Оставь нас, гордый человек!
Ты для себя лишь хочешь воли…
Ты зол и смел — оставь же нас.
Это поучение цыгана раскрывает в своей пушкинской речи Достоевский. «Смирись, гордый человек, и прежде всего сломи свою гордость. Смирись, праздный человек, и прежде всего потрудись на родной ниве. Не вне тебя правда, а в тебе самом, найди себя в себе, подчини себя себе, овладей собой и узришь правду. Не в вещах эта правда, не вне тебя и не за морем где-нибудь, а прежде всего в твоем собственном труде над собою. Победишь себя, усмиришь себя — и станешь свободен, как никогда и не воображал себе, и начнешь великое дело, и других свободными сделаешь, и узришь счастье, ибо наполнится жизнь твоя, и поймешь, наконец, народ свой и святую правду его».
Чем дальше от народа и православия, тем больше у нас скитаний и блужданий. Много в богоискательстве последних лет уродливого, но и богоискательство — все же признак того, что не спокойно на душе у русского человека, нет европейского самодовольства. Народ же ищет праведной земли и резко протестует против того, что этой земли не показано на карте ученых. Без надежды на возможность преображения печальной и греховной действительности для русского нет смысла в жизни. У Горького Лука («На дне», Акт третий) рассказывает: «Был, примерно, такой случай: знал я одного человека, который в праведную землю верил… Должна, говорил, быть на свете праведная земля… в той, дескать, земле — особые люди населяют… хорошие люди! Друг дружку они уважают, друг дружке — завсяко-просто — помогают… и все у них славно-хорошо! И вот человек все собирался идти… праведную эту землю искать. Был он — бедный, жил — плохо… и когда приходилось ему так уж трудно, что хоть ложись да помирай — духа он не терял, а все, бывало, усмехался только да высказывал: ничего! потерплю! Еще несколько — пожду, а потом — брошу всю эту жизнь и — уйду в праведную землю… Одна у него радость была — земля эта… И вот в это место — в Сибири дело-то было, — прислали ссыльного, ученого… с книгами, с планами он, ученый-то, и со всякими штуками… Человек и говорит ученому: „Покажи ты мне, сделай милость, где лежит праведная земля и как туда дорога?“ Сейчас это ученый книги раскрыл, планы разложил… глядел-глядел — нет нигде праведной земли!

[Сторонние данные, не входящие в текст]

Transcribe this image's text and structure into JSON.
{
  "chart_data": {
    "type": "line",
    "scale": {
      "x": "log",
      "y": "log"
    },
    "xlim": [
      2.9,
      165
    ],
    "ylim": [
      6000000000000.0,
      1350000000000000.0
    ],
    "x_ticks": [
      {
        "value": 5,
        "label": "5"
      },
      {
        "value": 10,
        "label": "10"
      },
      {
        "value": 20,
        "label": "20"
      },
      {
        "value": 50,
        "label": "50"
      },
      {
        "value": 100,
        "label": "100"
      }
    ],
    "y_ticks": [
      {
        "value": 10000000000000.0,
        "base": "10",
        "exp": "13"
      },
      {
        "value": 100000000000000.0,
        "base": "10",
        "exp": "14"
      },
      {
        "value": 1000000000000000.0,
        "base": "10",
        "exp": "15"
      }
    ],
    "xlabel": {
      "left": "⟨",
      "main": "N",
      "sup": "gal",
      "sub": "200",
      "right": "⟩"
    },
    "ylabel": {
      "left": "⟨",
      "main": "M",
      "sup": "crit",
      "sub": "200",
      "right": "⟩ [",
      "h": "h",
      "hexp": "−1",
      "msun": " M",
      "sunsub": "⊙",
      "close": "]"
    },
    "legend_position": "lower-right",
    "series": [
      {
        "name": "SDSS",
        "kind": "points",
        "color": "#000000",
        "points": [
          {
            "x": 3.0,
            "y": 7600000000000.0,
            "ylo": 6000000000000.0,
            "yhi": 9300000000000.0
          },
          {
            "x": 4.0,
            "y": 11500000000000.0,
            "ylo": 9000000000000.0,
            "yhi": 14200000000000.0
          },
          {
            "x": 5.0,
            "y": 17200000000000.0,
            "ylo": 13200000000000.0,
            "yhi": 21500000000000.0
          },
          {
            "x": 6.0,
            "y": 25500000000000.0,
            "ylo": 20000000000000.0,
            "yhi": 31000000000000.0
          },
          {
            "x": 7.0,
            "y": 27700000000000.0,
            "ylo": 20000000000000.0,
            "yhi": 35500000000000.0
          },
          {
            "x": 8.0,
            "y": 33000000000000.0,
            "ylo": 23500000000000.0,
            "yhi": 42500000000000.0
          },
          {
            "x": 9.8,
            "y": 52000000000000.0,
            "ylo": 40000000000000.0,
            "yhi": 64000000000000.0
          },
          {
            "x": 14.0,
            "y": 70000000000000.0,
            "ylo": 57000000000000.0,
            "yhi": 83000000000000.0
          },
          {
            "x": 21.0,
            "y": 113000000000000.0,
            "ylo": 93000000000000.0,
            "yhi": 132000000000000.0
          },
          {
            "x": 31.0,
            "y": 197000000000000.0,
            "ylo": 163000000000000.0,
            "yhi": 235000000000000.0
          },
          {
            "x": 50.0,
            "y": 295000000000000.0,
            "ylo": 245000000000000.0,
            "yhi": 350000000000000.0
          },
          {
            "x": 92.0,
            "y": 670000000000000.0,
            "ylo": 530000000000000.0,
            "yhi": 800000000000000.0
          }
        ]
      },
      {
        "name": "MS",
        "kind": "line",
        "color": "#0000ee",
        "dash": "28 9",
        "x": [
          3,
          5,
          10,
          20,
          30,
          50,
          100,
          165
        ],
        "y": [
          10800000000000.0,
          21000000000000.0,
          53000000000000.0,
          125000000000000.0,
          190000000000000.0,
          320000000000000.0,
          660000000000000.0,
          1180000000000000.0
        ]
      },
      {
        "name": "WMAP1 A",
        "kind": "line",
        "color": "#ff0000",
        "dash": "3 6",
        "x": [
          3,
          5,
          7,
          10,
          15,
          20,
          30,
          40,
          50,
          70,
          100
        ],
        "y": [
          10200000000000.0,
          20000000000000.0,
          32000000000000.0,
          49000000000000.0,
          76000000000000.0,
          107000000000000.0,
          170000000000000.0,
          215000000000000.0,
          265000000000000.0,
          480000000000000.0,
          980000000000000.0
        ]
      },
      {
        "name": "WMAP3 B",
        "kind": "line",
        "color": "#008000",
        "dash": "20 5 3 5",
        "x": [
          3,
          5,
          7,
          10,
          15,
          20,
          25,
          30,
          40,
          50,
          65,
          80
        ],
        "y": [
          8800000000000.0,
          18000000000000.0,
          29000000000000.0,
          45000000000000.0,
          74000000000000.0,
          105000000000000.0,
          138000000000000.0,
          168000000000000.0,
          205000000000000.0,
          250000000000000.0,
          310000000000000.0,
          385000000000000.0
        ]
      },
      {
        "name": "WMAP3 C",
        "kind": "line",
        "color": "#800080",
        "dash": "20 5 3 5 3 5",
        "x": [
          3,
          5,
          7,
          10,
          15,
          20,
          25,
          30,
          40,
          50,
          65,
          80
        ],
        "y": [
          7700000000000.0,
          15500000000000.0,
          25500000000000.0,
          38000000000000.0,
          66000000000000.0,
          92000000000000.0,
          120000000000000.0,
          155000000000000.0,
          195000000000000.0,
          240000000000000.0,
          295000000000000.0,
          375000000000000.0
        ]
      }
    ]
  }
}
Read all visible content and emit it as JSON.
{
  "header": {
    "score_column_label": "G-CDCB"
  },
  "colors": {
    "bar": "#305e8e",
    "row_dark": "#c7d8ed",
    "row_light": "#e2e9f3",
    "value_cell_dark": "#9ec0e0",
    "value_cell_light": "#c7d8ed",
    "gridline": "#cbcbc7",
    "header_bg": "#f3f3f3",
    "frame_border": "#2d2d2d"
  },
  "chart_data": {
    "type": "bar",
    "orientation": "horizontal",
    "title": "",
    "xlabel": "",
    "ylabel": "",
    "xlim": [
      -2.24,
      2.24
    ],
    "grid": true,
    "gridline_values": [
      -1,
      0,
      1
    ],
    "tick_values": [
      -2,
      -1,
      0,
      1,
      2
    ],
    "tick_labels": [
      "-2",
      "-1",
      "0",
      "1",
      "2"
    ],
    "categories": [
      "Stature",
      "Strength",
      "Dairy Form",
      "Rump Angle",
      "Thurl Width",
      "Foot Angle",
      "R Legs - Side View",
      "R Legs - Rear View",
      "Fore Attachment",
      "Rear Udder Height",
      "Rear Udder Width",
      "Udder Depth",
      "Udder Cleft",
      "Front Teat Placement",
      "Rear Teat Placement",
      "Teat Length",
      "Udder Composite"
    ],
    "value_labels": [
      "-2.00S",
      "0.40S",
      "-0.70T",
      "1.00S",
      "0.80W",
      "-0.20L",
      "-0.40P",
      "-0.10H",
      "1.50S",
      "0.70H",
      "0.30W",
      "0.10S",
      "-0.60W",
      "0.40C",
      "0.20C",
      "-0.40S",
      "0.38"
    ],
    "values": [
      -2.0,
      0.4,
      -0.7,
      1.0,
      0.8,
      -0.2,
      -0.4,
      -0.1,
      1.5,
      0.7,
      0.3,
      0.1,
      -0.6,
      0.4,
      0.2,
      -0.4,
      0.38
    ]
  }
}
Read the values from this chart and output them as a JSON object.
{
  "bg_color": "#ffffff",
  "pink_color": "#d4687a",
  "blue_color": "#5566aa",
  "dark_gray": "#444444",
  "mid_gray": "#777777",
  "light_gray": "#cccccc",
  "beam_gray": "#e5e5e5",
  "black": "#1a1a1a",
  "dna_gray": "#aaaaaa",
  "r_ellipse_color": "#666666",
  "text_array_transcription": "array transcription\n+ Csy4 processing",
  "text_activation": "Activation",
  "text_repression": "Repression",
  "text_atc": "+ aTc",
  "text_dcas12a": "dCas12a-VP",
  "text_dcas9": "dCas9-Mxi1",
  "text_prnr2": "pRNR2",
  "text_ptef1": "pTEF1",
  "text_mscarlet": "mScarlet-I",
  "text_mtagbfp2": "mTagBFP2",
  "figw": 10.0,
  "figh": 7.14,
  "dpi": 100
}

Все верно, все земли показаны, а праведной — нет! Человек — не верит… Должна, говорит, быть… ищи лучше! А то, говорит, книги и планы твои — ни к чему, если праведной земли нет… Ученый — в обиду. Мои, говорит, планы самые верные, а праведной земли вовсе нигде нет. Ну, тут и человек рассердился — как так? Жил-жил, терпел-терпел и все верил — есть! А по планам выходит — нету! Грабеж!.. И говорит он ученому: „Ах, ты… сволочь эдакой! Подлец ты, а не ученый…“ Да в ухо ему — раз! Да еще!.. А после того пошел домой — и удавился!..»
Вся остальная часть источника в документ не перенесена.